Parker has been the editor of the Universal Crossword for over 15 years and began editing the USA Today Crossword in 2003. In 2000, Parker earned a Guinness record for “most syndicated puzzle compiler.” There’s no public list of Universal’s clients, but its newspaper clients include the New York Daily News, Boston Globe, Dallas Morning News, Toronto Star, The Globe and Mail in Toronto, Seattle Post-Intelligencer, Denver Post and Hartford Courant. Its other clients include CBS News, Merriam-Webster, Smithsonian Magazine and Yahoo. Parker’s crossword ventures, according to a 2003 article in People, made him a “multimillionaire.”
Since 1999, Timothy Parker, editor of one of the nation’s most widely syndicated crosswords, has edited more than 60 individual puzzles that copy elements from New York Times puzzles, often with pseudonyms for bylines, a new database has helped reveal. The puzzles in question repeated themes, answers, grids and clues from Times puzzles published years earlier. Hundreds more of the puzzles edited by Parker are nearly verbatim copies of previous puzzles that Parker also edited. Most of those have been republished under fake author names.
Nearly all this replication was found in two crosswords series edited by Parker: the USA Today Crossword and the syndicated Universal Crossword. (The copyright to both puzzles is held by Universal Uclick, which grew out of the former Universal Press Syndicate and calls itself “the leading distributor of daily puzzle and word games.”) USA Today is one of the country’s highest-circulation newspapers, and the Universal Crossword is syndicated to hundreds of newspapers and websites.
On Friday, a publicity coordinator for Universal Uclick, Julie Halper, said the company declined to comment on the allegations. FiveThirtyEight reached out to USA Today for comment several times but received no response.
When I spoke with Parker on Thursday, he didn’t deny that many of his puzzles exactly replicated themes and theme answers from Times puzzles. “To me, it’s just mere coincidence,” he said.
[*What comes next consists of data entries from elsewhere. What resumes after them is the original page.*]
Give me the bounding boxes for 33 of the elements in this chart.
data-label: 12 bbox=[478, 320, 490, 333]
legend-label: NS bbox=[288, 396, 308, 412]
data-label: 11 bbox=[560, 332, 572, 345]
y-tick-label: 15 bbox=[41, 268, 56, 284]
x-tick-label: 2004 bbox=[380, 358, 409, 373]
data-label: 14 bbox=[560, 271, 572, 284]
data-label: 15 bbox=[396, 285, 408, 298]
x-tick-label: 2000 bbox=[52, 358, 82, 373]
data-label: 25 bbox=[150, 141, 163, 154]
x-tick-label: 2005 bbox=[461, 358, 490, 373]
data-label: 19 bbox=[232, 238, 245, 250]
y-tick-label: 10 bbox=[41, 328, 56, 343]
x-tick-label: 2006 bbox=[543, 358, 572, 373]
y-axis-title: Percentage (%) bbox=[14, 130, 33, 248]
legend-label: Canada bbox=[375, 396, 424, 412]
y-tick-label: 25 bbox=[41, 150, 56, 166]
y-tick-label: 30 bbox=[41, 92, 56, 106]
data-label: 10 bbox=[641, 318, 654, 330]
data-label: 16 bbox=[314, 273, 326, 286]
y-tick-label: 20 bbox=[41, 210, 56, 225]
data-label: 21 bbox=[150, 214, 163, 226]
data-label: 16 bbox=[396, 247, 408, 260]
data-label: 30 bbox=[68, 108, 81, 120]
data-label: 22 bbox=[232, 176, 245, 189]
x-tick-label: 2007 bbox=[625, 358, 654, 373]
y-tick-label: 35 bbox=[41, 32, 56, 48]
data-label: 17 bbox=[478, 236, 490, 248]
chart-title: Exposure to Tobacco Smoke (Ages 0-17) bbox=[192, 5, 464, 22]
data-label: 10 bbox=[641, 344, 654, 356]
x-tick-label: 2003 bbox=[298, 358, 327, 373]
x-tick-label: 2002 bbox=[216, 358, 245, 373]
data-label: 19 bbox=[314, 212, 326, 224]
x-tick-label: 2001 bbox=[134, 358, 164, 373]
He did deny that themes were purposefully replicated with his knowledge and claimed that he hadn’t looked at a New York Times crossword in years. “We don’t look at anybody else’s puzzles or really care about anyone else’s puzzles,” Parker said.
Despite Parker’s denial, many in the crossword world see willful plagiarism in Parker’s puzzles, and they see the database that revealed the repetition as a tool of justice. “It’s like a murder mystery solved 50 years later with DNA evidence,” Matt Gaffney, a professional crossword constructor, told me.
1,090 Universal puzzles and 447 USA Today puzzles were at least a 75 percent match to an earlier puzzle
Will Shortz, the puzzle editor for The New York Times, was taken aback by Parker’s replications. “I have never heard of something like this happening before,” he told me. “This would never have come to light except in the electronic age, where you can track these things.” He added: “To me, it’s an obvious case of plagiarism. It’s unethical, and I would never publish a person who plagiarizes another person’s work.”
Parker has been the editor of the Universal Crossword for over 15 years and began editing the USA Today Crossword in 2003. In 2000, Parker earned a Guinness record for “most syndicated puzzle compiler.” There’s no public list of Universal’s clients, but its newspaper clients include the New York Daily News, Boston Globe, Dallas Morning News, Toronto Star, The Globe and Mail in Toronto, Seattle Post-Intelligencer, Denver Post and Hartford Courant. Its other clients include CBS News, Merriam-Webster, Smithsonian Magazine and Yahoo. Parker’s crossword ventures, according to a 2003 article in People, made him a “multimillionaire.”